One of Webster’s definitions of a pioneer is ‘one of the first to settle in a territory’. In July 1994, our son, Dan, was born with 5 major congenital heart defects (CHD). That day, our family settled into the territory of forever being a heart family. The path we have walked over the last 2 decades has had its ups, downs, challenges and joys. Back in 1994, the prognosis for a baby born with half a heart (known as hypo-plastic) was much less certain or optimistic than it is today. But with the help of so many people along the way, our son graduated high school in 2013 and set his eyes on going to college. He chose Indiana Institute of Technology and proceeded to apply for their Presidential Scholarship. Part of that application was to write an essay: “How Are You a Leader?”
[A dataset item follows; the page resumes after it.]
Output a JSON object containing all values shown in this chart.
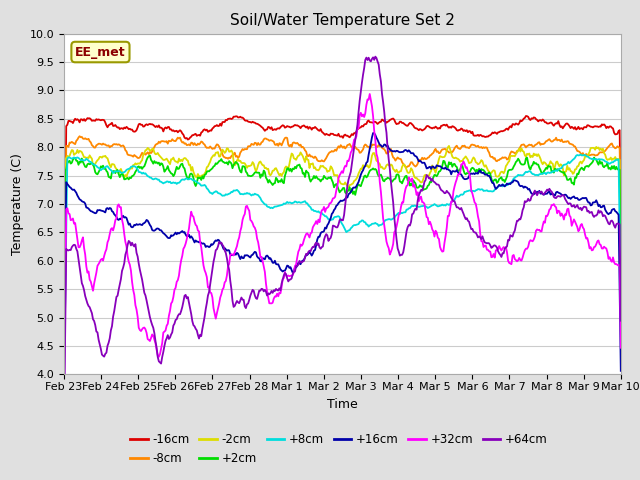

Dan opened his essay, “It is hard to be a leader when you spend your entire life behind.” Dan went on to share a little about what life was like growing up with half a heart from his perspective. Many children born with CHD don’t have just their physical health to deal with, but many have developmental delays, social delays, cognitive and learning challenges and secondary physical issues as a result. Surgeries and hospital stays add to the difficulties of being able to keep up with their peers. For example, Dan underwent a total of 12 surgeries by the time he was 13 years old; some for his heart, the rest for various other physical issues. He gave a glimpse of why he couldn’t be a leader. At the end of the essay, he concluded by saying that he never considered himself a leader, but maybe he could be a pioneer- a first settler to show other CHD kids coming behind him what they can accomplish.
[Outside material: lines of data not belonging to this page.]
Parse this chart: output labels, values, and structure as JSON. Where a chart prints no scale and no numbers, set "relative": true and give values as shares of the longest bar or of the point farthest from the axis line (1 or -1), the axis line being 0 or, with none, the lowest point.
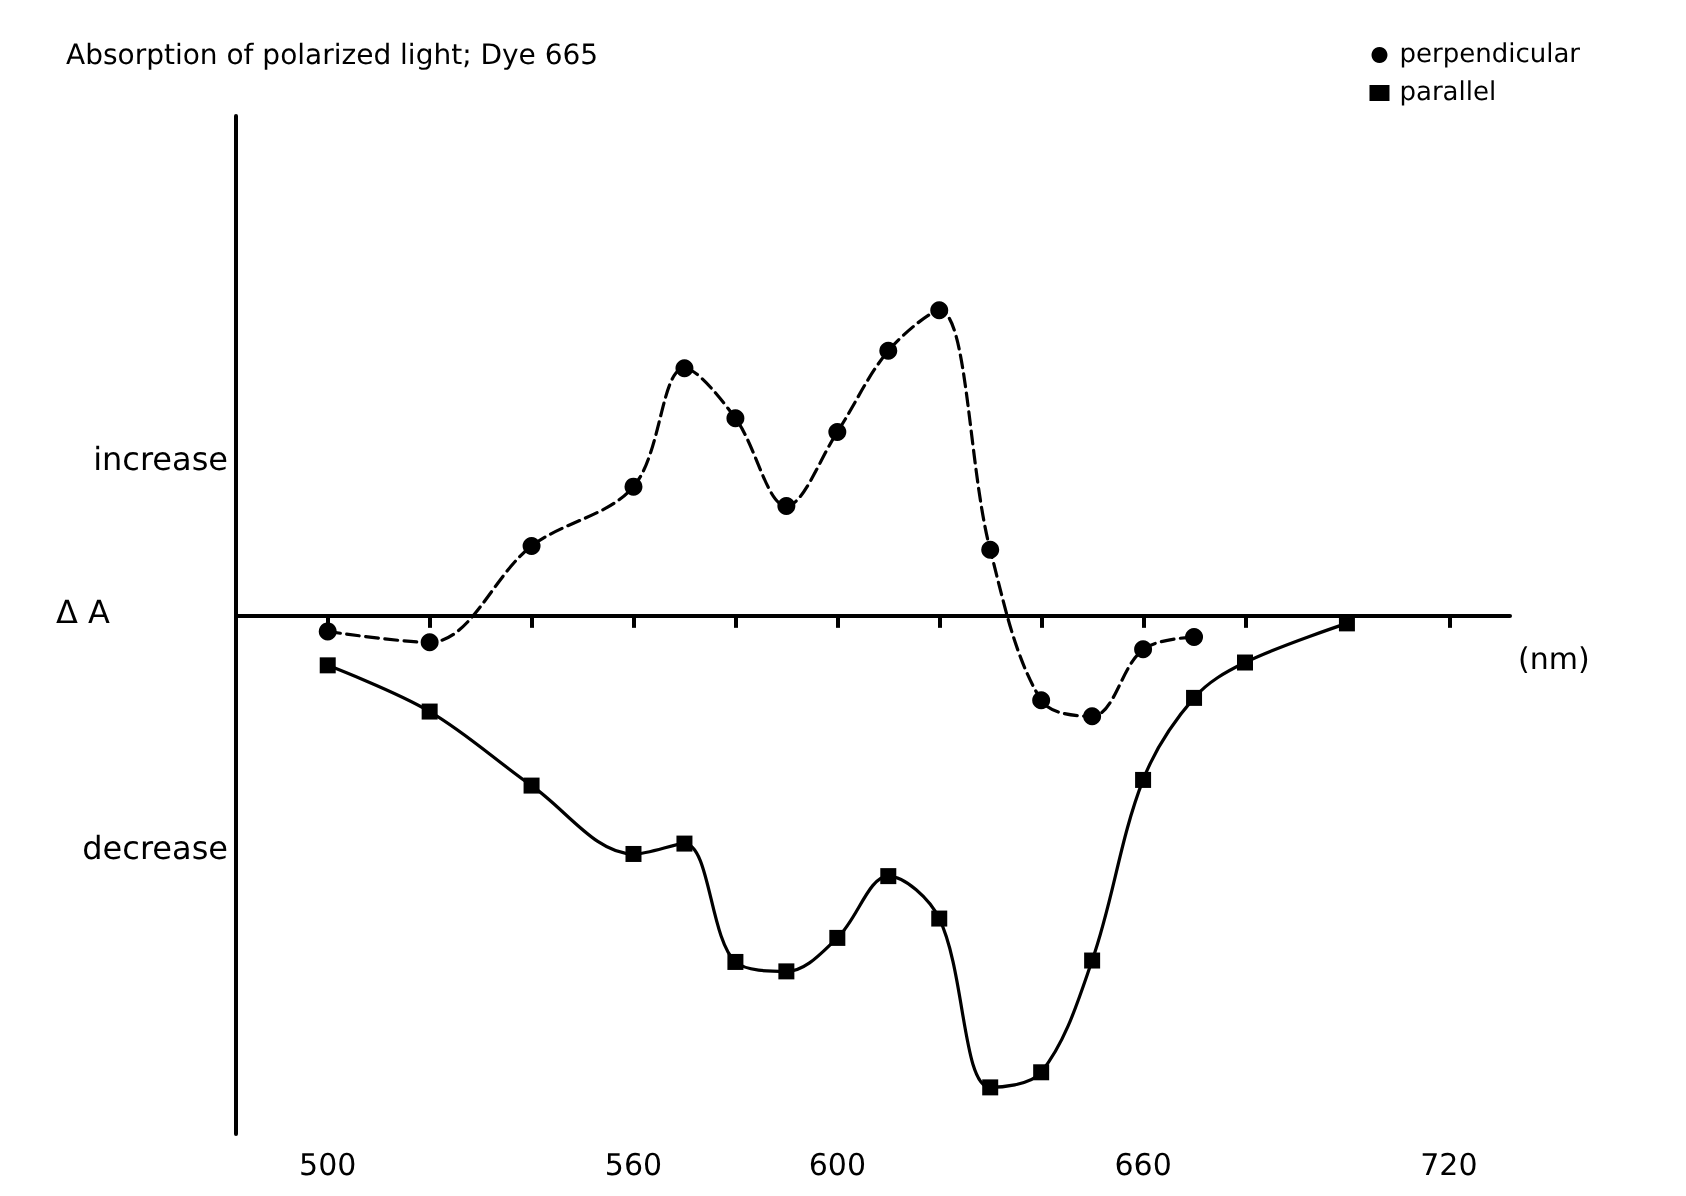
{
  "chart_data": {
    "type": "line",
    "title": "Absorption of polarized light; Dye 665",
    "xlabel": "(nm)",
    "ylabel": "Δ A",
    "annotations": [
      "increase",
      "decrease"
    ],
    "relative": true,
    "xlim": [
      482,
      732
    ],
    "xticks": [
      500,
      {
        "value": 520,
        "label": null
      },
      {
        "value": 540,
        "label": null
      },
      560,
      {
        "value": 580,
        "label": null
      },
      600,
      {
        "value": 620,
        "label": null
      },
      {
        "value": 640,
        "label": null
      },
      660,
      {
        "value": 680,
        "label": null
      },
      {
        "value": 700,
        "label": null
      },
      720
    ],
    "legend": "top right",
    "grid": false,
    "series": [
      {
        "name": "perpendicular",
        "color": "#000000",
        "marker": "circle",
        "line_style": "dashed",
        "x": [
          500,
          520,
          540,
          560,
          570,
          580,
          590,
          600,
          610,
          620,
          630,
          640,
          650,
          660,
          670
        ],
        "values": [
          -0.033,
          -0.056,
          0.148,
          0.274,
          0.525,
          0.419,
          0.233,
          0.39,
          0.562,
          0.648,
          0.14,
          -0.179,
          -0.213,
          -0.071,
          -0.045
        ]
      },
      {
        "name": "parallel",
        "color": "#000000",
        "marker": "square",
        "line_style": "solid",
        "x": [
          500,
          520,
          540,
          560,
          570,
          580,
          590,
          600,
          610,
          620,
          630,
          640,
          650,
          660,
          670,
          680,
          700
        ],
        "values": [
          -0.105,
          -0.203,
          -0.36,
          -0.505,
          -0.483,
          -0.734,
          -0.754,
          -0.683,
          -0.552,
          -0.642,
          -1,
          -0.968,
          -0.731,
          -0.348,
          -0.174,
          -0.099,
          -0.016
        ]
      }
    ]
  }
}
Dan was awarded one of the four Presidential Scholarships that year. For the last 3 ½ years he has settled in Ft. Wayne, Indiana and been a full time student. In addition, Dan has held a part-time job most of the time he has been at college. He drives a car and has lived in his own apartment for the last 18 months.
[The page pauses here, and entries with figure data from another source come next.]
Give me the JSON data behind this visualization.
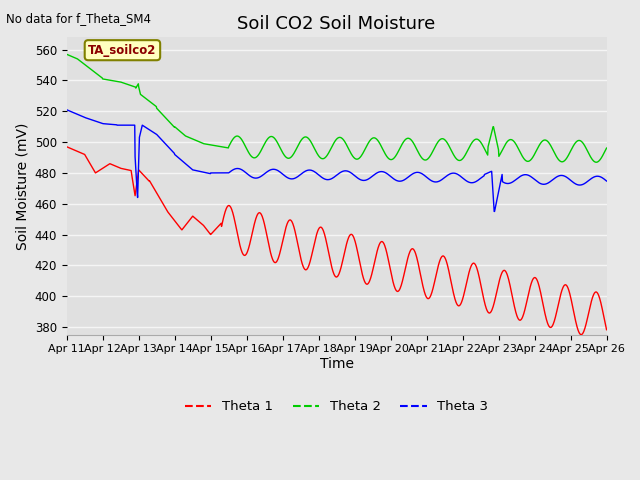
{
  "title": "Soil CO2 Soil Moisture",
  "ylabel": "Soil Moisture (mV)",
  "xlabel": "Time",
  "top_left_note": "No data for f_Theta_SM4",
  "annotation_label": "TA_soilco2",
  "ylim": [
    375,
    568
  ],
  "yticks": [
    380,
    400,
    420,
    440,
    460,
    480,
    500,
    520,
    540,
    560
  ],
  "xtick_labels": [
    "Apr 11",
    "Apr 12",
    "Apr 13",
    "Apr 14",
    "Apr 15",
    "Apr 16",
    "Apr 17",
    "Apr 18",
    "Apr 19",
    "Apr 20",
    "Apr 21",
    "Apr 22",
    "Apr 23",
    "Apr 24",
    "Apr 25",
    "Apr 26"
  ],
  "colors": {
    "theta1": "#ff0000",
    "theta2": "#00cc00",
    "theta3": "#0000ff"
  },
  "legend_labels": [
    "Theta 1",
    "Theta 2",
    "Theta 3"
  ],
  "bg_color": "#e8e8e8",
  "plot_bg_color": "#e0e0e0",
  "grid_color": "#f5f5f5",
  "title_fontsize": 13,
  "label_fontsize": 10,
  "tick_fontsize": 8.5
}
In just four short months, Dan will graduate with honors with a Bachelor’s Degree in Psychology. He wants to work in an educational or medical setting helping kids like himself forge their own territory.

So, when you have a child born with CHD, or any significant challenge, remember: being a leader isn’t everything. But they can be a pioneer and push forward and explore new worlds for themselves and others coming behind.